In 2012, the year that Dr. Johnston retired from her role at Sydney Children’s Hospital, and the same year her mentee received her doctorate, the best a doctor ever saw a patient with severe SMA was the day they diagnosed them.

“One of the very first patients I encountered had SMA,” recalls Dr. Farrar. “That kid came in with a late diagnosis and there was nothing I could do.”

In 2015, having developed clinical trial readiness, Dr. Farrar was involved in  the first double blind placebo controlled trial at Sydney Children’s Hospital.  For the first few months, she did not know if her patient was in treatment or not, but then, of course, she worked it out “very quickly.”

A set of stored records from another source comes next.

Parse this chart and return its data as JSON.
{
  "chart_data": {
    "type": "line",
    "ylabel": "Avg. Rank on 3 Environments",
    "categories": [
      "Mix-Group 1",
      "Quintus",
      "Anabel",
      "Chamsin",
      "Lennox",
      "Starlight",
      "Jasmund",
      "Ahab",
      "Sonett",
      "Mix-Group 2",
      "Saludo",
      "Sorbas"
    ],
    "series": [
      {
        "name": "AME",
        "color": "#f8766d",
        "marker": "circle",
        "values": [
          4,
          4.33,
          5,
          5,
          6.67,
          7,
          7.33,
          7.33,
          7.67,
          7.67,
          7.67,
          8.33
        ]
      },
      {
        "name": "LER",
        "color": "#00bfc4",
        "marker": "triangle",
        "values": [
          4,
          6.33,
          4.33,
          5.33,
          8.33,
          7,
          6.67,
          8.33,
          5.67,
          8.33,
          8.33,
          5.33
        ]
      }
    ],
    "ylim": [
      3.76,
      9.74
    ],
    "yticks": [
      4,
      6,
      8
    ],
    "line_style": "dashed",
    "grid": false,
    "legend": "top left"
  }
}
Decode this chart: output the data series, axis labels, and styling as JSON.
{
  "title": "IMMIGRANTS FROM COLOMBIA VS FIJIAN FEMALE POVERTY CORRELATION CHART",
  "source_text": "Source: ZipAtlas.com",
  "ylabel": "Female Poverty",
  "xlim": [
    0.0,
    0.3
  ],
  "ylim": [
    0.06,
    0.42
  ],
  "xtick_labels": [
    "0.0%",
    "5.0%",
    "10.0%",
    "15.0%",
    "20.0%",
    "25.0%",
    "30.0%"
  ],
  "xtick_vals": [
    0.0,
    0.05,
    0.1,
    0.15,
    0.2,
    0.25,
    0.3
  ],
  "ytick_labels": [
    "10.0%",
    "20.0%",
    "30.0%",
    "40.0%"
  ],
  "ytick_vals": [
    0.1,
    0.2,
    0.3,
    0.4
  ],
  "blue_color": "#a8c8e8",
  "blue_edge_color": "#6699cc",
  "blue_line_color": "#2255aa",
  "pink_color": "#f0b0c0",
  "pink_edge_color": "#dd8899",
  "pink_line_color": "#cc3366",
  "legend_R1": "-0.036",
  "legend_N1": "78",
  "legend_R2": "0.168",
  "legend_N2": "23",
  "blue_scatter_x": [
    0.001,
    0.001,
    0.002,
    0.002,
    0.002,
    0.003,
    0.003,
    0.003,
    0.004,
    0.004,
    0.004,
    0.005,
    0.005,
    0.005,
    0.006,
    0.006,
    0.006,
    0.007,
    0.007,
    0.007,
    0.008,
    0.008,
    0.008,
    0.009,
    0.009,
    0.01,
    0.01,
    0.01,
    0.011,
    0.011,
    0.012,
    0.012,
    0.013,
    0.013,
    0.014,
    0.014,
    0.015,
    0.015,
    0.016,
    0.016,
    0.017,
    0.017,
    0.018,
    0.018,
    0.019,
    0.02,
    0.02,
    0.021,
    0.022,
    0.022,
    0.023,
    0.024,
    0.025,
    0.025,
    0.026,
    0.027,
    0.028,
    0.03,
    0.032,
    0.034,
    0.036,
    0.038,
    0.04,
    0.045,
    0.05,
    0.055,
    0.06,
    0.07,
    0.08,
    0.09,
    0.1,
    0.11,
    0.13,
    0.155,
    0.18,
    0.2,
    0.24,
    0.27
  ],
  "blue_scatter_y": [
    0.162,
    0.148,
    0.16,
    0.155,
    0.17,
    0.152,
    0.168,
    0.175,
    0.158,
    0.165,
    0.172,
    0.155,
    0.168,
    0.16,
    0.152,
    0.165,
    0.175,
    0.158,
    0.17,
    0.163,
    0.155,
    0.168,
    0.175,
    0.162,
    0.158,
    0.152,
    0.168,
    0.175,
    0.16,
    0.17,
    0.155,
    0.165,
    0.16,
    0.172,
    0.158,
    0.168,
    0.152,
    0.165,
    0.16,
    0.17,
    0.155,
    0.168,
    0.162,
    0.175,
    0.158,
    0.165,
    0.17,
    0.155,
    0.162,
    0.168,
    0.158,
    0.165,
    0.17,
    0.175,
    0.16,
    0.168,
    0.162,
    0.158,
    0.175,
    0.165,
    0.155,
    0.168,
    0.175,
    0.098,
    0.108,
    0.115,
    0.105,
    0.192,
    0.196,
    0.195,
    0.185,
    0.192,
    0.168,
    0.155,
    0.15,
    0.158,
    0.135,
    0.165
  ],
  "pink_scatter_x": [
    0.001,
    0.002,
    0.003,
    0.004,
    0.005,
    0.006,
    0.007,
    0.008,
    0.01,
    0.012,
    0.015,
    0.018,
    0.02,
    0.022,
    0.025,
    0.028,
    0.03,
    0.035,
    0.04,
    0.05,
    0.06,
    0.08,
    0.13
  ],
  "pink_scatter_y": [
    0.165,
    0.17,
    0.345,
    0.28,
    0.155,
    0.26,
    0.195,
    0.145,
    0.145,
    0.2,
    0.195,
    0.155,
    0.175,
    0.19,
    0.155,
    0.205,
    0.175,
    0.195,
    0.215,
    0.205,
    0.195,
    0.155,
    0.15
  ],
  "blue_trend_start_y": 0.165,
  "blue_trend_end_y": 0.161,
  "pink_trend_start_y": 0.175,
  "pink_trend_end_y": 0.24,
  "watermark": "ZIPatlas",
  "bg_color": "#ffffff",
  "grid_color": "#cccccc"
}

“They were alive! They were moving. They were improving!”

Now, fast forward to 2020, The Paediatric Neuromuscular Research Program is leading a state-wide service that has 70 patients on an approved therapy available on the PBS. In addition, a pilot newborn screening program has been initiated, looking at early diagnosis, that will help ensure the best outcomes for patients.

“Five years ago there was no therapy,” emphasises Dr. Farrar. “There was no way you would do newborn screening. Why would you screen for something you couldn’t treat?”    

Dr. Johnston’s contribution will allow the research that improves diagnosis and management of not just SMA but other neurological diseases, in clinical practice and health policy, across the state to continue and to expand - nationally and internationally. 

“Severe SMA is no longer a death sentence,” states Dr. Johnston. “For the first time there is an active, helpful treatment for patients and Michelle has been at the forefront of these clinical trials and this research. This is such a worthwhile cause to support.”